In the Omdena-ACET challenge, we turned to online information sources, such as social media, newspapers, scientific articles, and websites of institutions involved with infrastructure. Each source provides an abundance of information that’s not possible to analyse manually. To efficiently explore such amounts of textual data, we used Natural Language Processing (NLP) and topic modelling.

Authors: Anna Koroleva, Ijeoma Ndu, code by Abhishek Singh 

 

A recent AI challenge organized by Omdena and ACET (African Center for Economic Transformation) aimed at predicting infrastructure needs in Africa. Infrastructure includes transport, energy, water, etc. There are 54 countries in Africa, each with its own needs.

Infrastructure-related parameters reported by governments cannot reflect all the needs of all the countries. How can we uncover such needs? One of the ways is to explore unstructured data, such as texts.

 

Natural Language Processing (NLP) is a branch of Artificial Intelligence (AI) that empowers computers to read and understand human languages. It aims to extract valuable information from texts to help decision-making. Most NLP techniques apply machine learning (ML) to derive meaning from texts.

NLP addresses many tasks, such as text classification (e.g. spam vs non-spam) or information extraction (e.g. finding dates, names of people, organisations, etc.). For the Omdena-ACET challenge, one of the most useful NLP applications was Topic Modelling — a text-mining technique that uses statistical methods to discover similarities between texts in a dataset.

Topic modelling is an unsupervised ML technique: it takes raw texts as input, without any labels assigned to them, and groups them into clusters according to their similarity. Each cluster corresponds to a “topic”. The model highlights the most prominent words in each cluster.

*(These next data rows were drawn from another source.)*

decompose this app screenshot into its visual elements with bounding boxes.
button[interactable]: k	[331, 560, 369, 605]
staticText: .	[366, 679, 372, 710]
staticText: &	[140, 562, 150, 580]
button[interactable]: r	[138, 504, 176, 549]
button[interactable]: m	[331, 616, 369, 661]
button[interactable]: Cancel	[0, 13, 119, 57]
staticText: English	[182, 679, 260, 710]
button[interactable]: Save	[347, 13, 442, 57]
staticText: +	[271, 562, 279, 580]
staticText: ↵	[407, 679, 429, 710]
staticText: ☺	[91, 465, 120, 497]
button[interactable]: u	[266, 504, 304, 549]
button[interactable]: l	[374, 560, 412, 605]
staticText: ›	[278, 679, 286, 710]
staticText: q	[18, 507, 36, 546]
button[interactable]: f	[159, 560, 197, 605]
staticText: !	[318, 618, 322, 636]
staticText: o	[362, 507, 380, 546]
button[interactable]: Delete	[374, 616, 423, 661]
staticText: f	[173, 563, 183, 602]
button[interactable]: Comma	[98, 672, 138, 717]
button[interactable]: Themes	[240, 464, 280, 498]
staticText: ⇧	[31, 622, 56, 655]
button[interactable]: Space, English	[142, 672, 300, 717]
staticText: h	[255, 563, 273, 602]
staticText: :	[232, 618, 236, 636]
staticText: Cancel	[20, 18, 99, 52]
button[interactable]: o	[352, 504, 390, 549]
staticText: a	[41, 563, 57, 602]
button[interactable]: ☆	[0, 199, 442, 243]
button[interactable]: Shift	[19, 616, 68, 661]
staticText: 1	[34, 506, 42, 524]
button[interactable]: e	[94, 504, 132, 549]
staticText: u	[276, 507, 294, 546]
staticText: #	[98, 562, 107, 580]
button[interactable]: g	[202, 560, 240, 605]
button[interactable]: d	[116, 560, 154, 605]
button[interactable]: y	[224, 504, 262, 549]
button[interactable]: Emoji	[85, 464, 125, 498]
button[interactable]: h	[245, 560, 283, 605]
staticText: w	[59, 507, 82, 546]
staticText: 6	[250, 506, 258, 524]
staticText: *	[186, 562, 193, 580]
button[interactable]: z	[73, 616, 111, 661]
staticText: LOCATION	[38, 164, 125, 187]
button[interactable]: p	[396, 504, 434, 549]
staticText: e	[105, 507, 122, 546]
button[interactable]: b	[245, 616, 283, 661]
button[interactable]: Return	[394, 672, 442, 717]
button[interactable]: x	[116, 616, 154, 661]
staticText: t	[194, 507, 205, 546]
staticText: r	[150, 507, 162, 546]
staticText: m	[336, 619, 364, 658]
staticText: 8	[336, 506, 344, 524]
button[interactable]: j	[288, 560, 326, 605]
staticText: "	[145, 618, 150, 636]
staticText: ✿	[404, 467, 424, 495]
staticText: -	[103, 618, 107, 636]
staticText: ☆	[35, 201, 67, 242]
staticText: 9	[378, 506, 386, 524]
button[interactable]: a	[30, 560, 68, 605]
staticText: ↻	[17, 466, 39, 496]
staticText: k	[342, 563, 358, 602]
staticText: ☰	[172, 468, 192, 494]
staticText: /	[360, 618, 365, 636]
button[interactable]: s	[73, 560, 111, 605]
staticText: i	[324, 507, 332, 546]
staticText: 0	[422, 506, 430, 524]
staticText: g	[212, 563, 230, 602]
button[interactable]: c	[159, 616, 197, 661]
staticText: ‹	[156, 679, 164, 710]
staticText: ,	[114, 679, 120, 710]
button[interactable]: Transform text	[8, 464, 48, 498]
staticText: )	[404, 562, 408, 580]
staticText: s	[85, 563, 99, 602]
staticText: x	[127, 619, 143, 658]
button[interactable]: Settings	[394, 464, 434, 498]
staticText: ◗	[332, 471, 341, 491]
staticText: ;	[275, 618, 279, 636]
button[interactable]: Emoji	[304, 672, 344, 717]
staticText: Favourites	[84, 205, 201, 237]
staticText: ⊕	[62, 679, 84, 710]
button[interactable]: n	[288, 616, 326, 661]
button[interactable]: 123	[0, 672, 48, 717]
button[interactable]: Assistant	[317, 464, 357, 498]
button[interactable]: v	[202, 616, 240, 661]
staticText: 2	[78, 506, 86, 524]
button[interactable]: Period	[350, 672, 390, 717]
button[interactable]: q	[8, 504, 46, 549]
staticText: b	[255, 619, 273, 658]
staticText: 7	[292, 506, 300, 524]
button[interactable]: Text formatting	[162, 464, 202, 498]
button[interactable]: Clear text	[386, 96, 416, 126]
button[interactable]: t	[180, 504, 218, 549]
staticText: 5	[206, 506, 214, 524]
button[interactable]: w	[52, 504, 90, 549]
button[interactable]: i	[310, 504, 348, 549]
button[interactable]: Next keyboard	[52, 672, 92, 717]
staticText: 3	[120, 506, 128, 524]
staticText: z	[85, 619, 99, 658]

For example, if your cluster 1 contains words such as “transport”, “road”, “rail”, you can conclude that it corresponds to the topic “transport”.

 

Examples of words in topic modeling - Source: Omdena

Examples of words in topic modelling – Source: Omdena

 

In this blog, we will go through the main steps of topic modelling, as implemented in the Omdena-ACET challenge.

 

Pipeline implementation

The scheme below shows the main steps of our pipeline and the tools we used.

 

Implementation of a topic modelling pipeline - Source: Omdena

Implementation of a topic modelling pipeline – Source: Omdena

 

 

Data collection and Twitter

The main source of textual data in this challenge was Twitter. To obtain the data, we used Twint (https://github.com/twintproject/twint) — a tool that allows you to scrape Twitter without a developer account. For uninterrupted large-scale scraping, we connected to ngrok servers (https://ngrok.com) using Python colabcode package (https://pypi.org/project/colabcode/).

We scraped tweets mentioning Africa or one of its countries and one of a set of keywords related to infrastructure (e.g. “transport”, “road”), dating from 2011 to 2020.

You can apply topic modelling to virtually any textual data. However, one thing to keep in mind is that the number of topics cannot be greater than the number of texts.

 

Text in topic modeling hierarchy - Source: Omdena

Text in topic modelling hierarchy – Source: Omdena

 

Data cleaning

Data cleaning is a vital pre-processing step in text analysis. The performance of NLP models can be hindered by noise present in the data. It is hence a good idea to look at the texts you are working with to find out how to clean the data.

In our project, we set Twint scraping settings to collect English language tweets, but obtained some tweets in other languages, especially when the tweet is a sandwich of the English language and a local language. We used an additional tool (langdetect library: https://pypi.org/project/langdetect/) to filter out other languages.

Another issue to consider when working with social media data is how to deal with emojis, mentions (@MisterX), hashtags (#Africa), email addresses, and URLs. The solution depends on your specific task. In our project, we used Python re module to remove emojis, email addresses, URLs, and hash symbol so that for instance, “#Africa” becomes “Africa”.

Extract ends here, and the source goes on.